Saturday, April 14, 2007

Circassian love story

Mr. Gorman was an older man who lived across the hall from us in 6D. He was Irish and kindly. His sister, Miss Gorman, lived there, too. He looked at me – 14 and as WASPy as they got – one afternoon downstairs when I was surrounded by a group of young black men in the vestibule of our building at 96th and Madison.

“Everything OK?” he asked.

For some bizarre reason, I said, “Yes.” Everything was not.

Ten minutes earlier I had trippingly left the apartment carrying a dollar’s worth of change and was on a mission to go around the corner to the stationery store, run by a round-face Korean man, from whom I regularly bought Mad Magazines and all my candy. I bounded out the interior locked door – a wrought iron job with glass behind it – down the first three steps and across the 10-foot vestibule floor, out the exterior door – another wrought iron barrier, this one unlocked – and down three more concrete stairs to the pavement and the savage New York City streets. Our building was a pre-war, no-doorman building. It was definitely Upper East Side, but we lived on a socioeconomic border: one street up a girl had been kidnapped and held for three days before being released. I would not walk down that street or any others to the north. I couldn’t tell you what they looked like.

Outside, I was met by a group of teenagers and adolescents who were looking for me.

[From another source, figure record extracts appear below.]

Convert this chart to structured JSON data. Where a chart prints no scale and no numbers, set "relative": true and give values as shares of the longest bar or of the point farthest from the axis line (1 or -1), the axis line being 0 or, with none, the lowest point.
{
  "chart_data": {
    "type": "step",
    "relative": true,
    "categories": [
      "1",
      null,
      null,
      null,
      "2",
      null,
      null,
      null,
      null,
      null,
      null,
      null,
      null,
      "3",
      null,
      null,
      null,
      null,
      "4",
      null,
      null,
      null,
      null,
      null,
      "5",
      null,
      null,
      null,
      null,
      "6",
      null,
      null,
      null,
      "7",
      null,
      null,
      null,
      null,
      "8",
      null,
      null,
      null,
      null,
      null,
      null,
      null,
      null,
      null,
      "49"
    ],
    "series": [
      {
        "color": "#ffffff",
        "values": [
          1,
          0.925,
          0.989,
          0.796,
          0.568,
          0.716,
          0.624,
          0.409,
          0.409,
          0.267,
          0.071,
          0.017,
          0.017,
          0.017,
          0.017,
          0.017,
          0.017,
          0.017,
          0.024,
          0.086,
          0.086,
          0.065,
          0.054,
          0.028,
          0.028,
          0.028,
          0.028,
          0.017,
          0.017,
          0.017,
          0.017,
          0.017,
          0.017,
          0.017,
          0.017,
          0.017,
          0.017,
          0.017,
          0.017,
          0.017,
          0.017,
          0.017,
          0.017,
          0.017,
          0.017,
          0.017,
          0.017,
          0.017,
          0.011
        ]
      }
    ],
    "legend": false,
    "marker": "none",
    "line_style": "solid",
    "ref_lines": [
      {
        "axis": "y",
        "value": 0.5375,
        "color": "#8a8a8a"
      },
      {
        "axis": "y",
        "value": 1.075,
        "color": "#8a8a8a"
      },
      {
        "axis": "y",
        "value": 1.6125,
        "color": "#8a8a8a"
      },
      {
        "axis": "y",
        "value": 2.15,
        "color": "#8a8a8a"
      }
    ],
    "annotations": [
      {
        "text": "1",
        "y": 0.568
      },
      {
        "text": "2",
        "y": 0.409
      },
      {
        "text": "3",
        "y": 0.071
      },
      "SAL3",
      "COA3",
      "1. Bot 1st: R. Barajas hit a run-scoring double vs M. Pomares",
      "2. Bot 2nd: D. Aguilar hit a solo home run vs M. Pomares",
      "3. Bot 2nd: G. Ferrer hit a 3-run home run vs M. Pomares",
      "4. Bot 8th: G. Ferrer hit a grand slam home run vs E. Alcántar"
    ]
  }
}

Or someone like me. Anybody like me, with a dollar or two or ten.

They surrounded me and said something probing like, “Got any money?!”

I probably lied. No.

Moments later, a black man in his thirties who was passing by stopped and, surveying a known situation, told the kids to disperse. My black Good Samaritan. Stopping to assist the Jew in distress.

I continued around the block and sought my objective, cinnamon Dynamints. You remember those, don’t you? Like Tic Tacs, only…different. Apparently, not different enough, because they’re not sold anymore.

Back at my front door, I looked to the right and left. Coast was clear. I entered the vestibule, a 10-foot square room with a covered steam heater on the right side and those three steps leading up to the interior locked door. I reached that interior door and – blimey – out of nowhere those kids were around me and grabbed me as I was entering the lobby. They pulled me back to the top step, and that’s when Mr. Gorman came in with a bag of groceries.

We had our verbal exchange, he looking over the kids. For the life of me, I don’t know why I didn’t say something. Pride? Who knows. As soon as Mr. Gorman entered the elevator at the end of the lobby and its door closed, three kids grabbed my arm and threw me down the stairs.

One kicked me in the mouth, and I felt my lip crack open. They were punching, kicking.

“Give us your money!” one yelled.

“I told you, I don’t have money! All I have is Dynamints!”

They stopped kicking and – I tell you the truth, Dear Reader – one said, “What flavor?”

“Cinnamon,” I returned weakly, and handed them to him.

“Aw,” said another. “Give the kid his candy.” And they threw the mints onto my chest and left.

All right. Somebody had had some fun here, but it wasn’t me.

I went upstairs to 2D, where Mom and Dad were having drinks with Mrs. Natirbov. She was Circassian, in her 70s with deep-set eyes and a 2-inch bulging tumor thing on her palm near her right thumb so it was freaky to shake hands. She was Muslim, played poker, smoked cigars, and once said to my parents, “Send down your boys. I want to tell them Russian cowboy stories.”

She met me at the door and her eyes bugged out at the blood issuing from my face. I went into her living room and recounted to the three horrified adults what had happened. Yeah, I told them, I got my a** kicked (I didn’t use the a-word); yeah, there were ten of them, maybe fifty, I’m not sure.

I felt kind of manly, truth be told.

Eighteen years later I learned that Mrs. Natirbov’s son went to college with my future father-in-law.